The String Quartet No. 2 in F major, Op. 22, by Pyotr Ilyich Tchaikovsky, was composed between December 1873 and January 1874. It premiered on 22 March 1874.

In October 1874, Tchaikovsky got on record as considering it his finest work: "I regard it as my best work; no other piece has poured forth from me so simply and easily. I wrote it almost at one sitting." (from letter to his brother Modest, quoted in reference). Also, later (quoted in the chapter '1879-1881'), "I wrote that music (Vakula) with affection and with delight, just as I did... the Second Quartet" (from letter to Nadezhda von Meck, ibid).

== Structure ==
The string quartet is in four movements:

The first movement starts with an 18-bar slow introduction without key signature in 6/8 time, with the character almost of a cadenza with increasingly rococo embellishment. This leads to the main body in 4/4 time.

The second movement is in a mixed meter. It mostly follows a pattern of 2 bars of 6/8 + 1 bar of 9/8 pattern, occasionally augmented to 3+1 and 4+1. After that, there is a A major middle section in 3/4 marked l'istesso tempo, followed by a return to the asymmetrical 2+1 complex tempo. As tension mounts at the end, the pattern is stretched to 14+1.

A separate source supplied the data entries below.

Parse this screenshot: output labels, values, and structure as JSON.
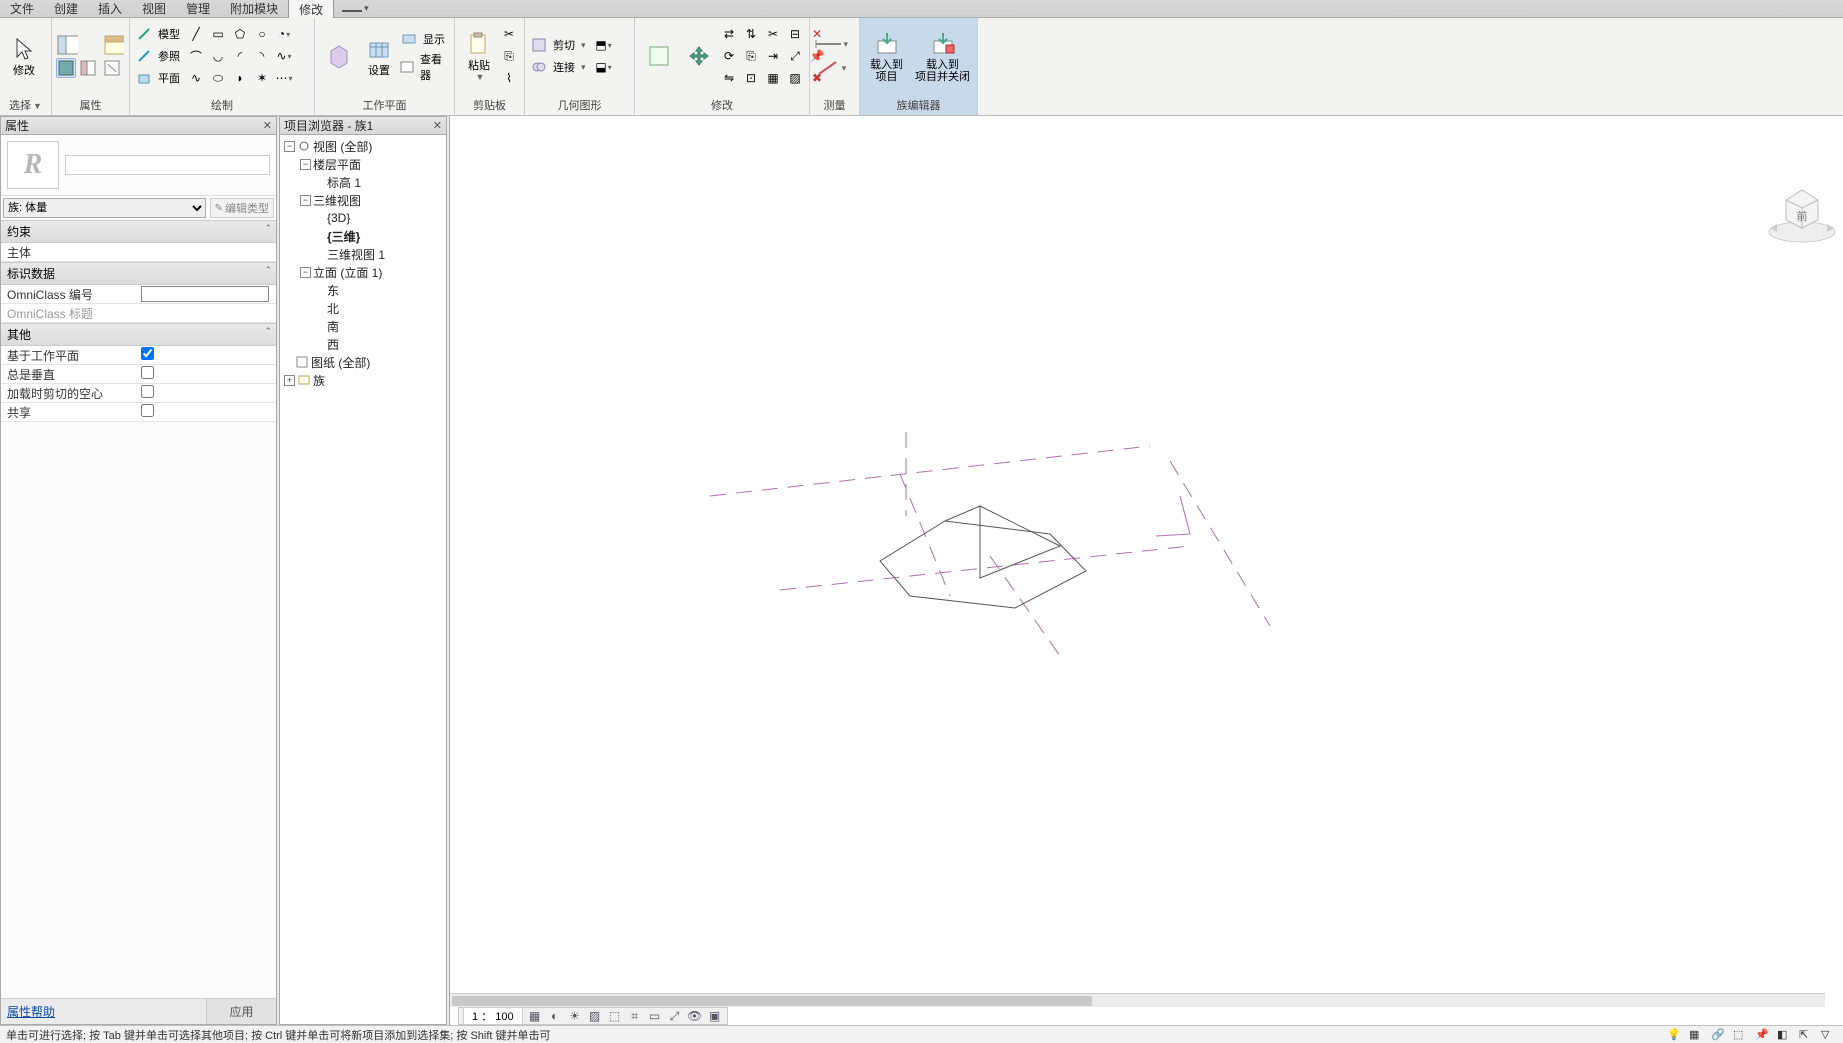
{
  "menu": {
    "items": [
      "文件",
      "创建",
      "插入",
      "视图",
      "管理",
      "附加模块",
      "修改"
    ],
    "active_index": 6
  },
  "ribbon": {
    "select": {
      "modify": "修改",
      "select_label": "选择"
    },
    "props": {
      "label": "属性"
    },
    "draw": {
      "label": "绘制",
      "model": "模型",
      "ref": "参照",
      "plane": "平面"
    },
    "workplane": {
      "label": "工作平面",
      "set": "设置",
      "show": "显示",
      "viewer": "查看器"
    },
    "clipboard": {
      "label": "剪贴板",
      "paste": "粘贴",
      "cut": "剪切",
      "connect": "连接"
    },
    "geometry": {
      "label": "几何图形"
    },
    "modify": {
      "label": "修改"
    },
    "measure": {
      "label": "测量"
    },
    "fam_editor": {
      "label": "族编辑器",
      "load_proj": "载入到\n项目",
      "load_close": "载入到\n项目并关闭"
    }
  },
  "properties_panel": {
    "title": "属性",
    "type_selector": "族: 体量",
    "edit_type": "编辑类型",
    "groups": [
      {
        "name": "约束",
        "rows": [
          {
            "k": "主体",
            "v": "",
            "type": "text"
          }
        ]
      },
      {
        "name": "标识数据",
        "rows": [
          {
            "k": "OmniClass 编号",
            "v": "",
            "type": "input"
          },
          {
            "k": "OmniClass 标题",
            "v": "",
            "type": "text",
            "dis": true
          }
        ]
      },
      {
        "name": "其他",
        "rows": [
          {
            "k": "基于工作平面",
            "v": true,
            "type": "check"
          },
          {
            "k": "总是垂直",
            "v": false,
            "type": "check"
          },
          {
            "k": "加载时剪切的空心",
            "v": false,
            "type": "check"
          },
          {
            "k": "共享",
            "v": false,
            "type": "check"
          }
        ]
      }
    ],
    "help": "属性帮助",
    "apply": "应用"
  },
  "browser": {
    "title": "项目浏览器 - 族1",
    "tree": [
      {
        "d": 0,
        "tog": "-",
        "ic": "views",
        "lbl": "视图 (全部)"
      },
      {
        "d": 1,
        "tog": "-",
        "ic": "",
        "lbl": "楼层平面"
      },
      {
        "d": 2,
        "tog": "",
        "ic": "",
        "lbl": "标高 1"
      },
      {
        "d": 1,
        "tog": "-",
        "ic": "",
        "lbl": "三维视图"
      },
      {
        "d": 2,
        "tog": "",
        "ic": "",
        "lbl": "{3D}"
      },
      {
        "d": 2,
        "tog": "",
        "ic": "",
        "lbl": "{三维}",
        "bold": true
      },
      {
        "d": 2,
        "tog": "",
        "ic": "",
        "lbl": "三维视图 1"
      },
      {
        "d": 1,
        "tog": "-",
        "ic": "",
        "lbl": "立面 (立面 1)"
      },
      {
        "d": 2,
        "tog": "",
        "ic": "",
        "lbl": "东"
      },
      {
        "d": 2,
        "tog": "",
        "ic": "",
        "lbl": "北"
      },
      {
        "d": 2,
        "tog": "",
        "ic": "",
        "lbl": "南"
      },
      {
        "d": 2,
        "tog": "",
        "ic": "",
        "lbl": "西"
      },
      {
        "d": 0,
        "tog": "",
        "ic": "sheets",
        "lbl": "图纸 (全部)"
      },
      {
        "d": 0,
        "tog": "+",
        "ic": "fam",
        "lbl": "族"
      }
    ]
  },
  "viewcube": {
    "face": "前"
  },
  "viewbar": {
    "scale": "1 ： 100"
  },
  "status": {
    "text": "单击可进行选择; 按 Tab 键并单击可选择其他项目; 按 Ctrl 键并单击可将新项目添加到选择集; 按 Shift 键并单击可"
  }
}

The third movement is in 3/4 time with a middle section marked pochissimo più moto.

The fourth movement is in 3/4 and is relatively uncomplicated.

== Premiere and reports of its reception ==

From reference (page 83): ‘The Quartet Op 22 was played by F. Laub, I. Grjymali, V. Fitzenhagen, and Y.-G. Gerber, at A. Rubinstein’s house. According to Kashkin, Rubinstein "with his usual bluntness declared that the style was not that of chamber music and that he could not understand it". The performers and other guests- Kashkin, Hubert, and Albrecht- were delighted with it.’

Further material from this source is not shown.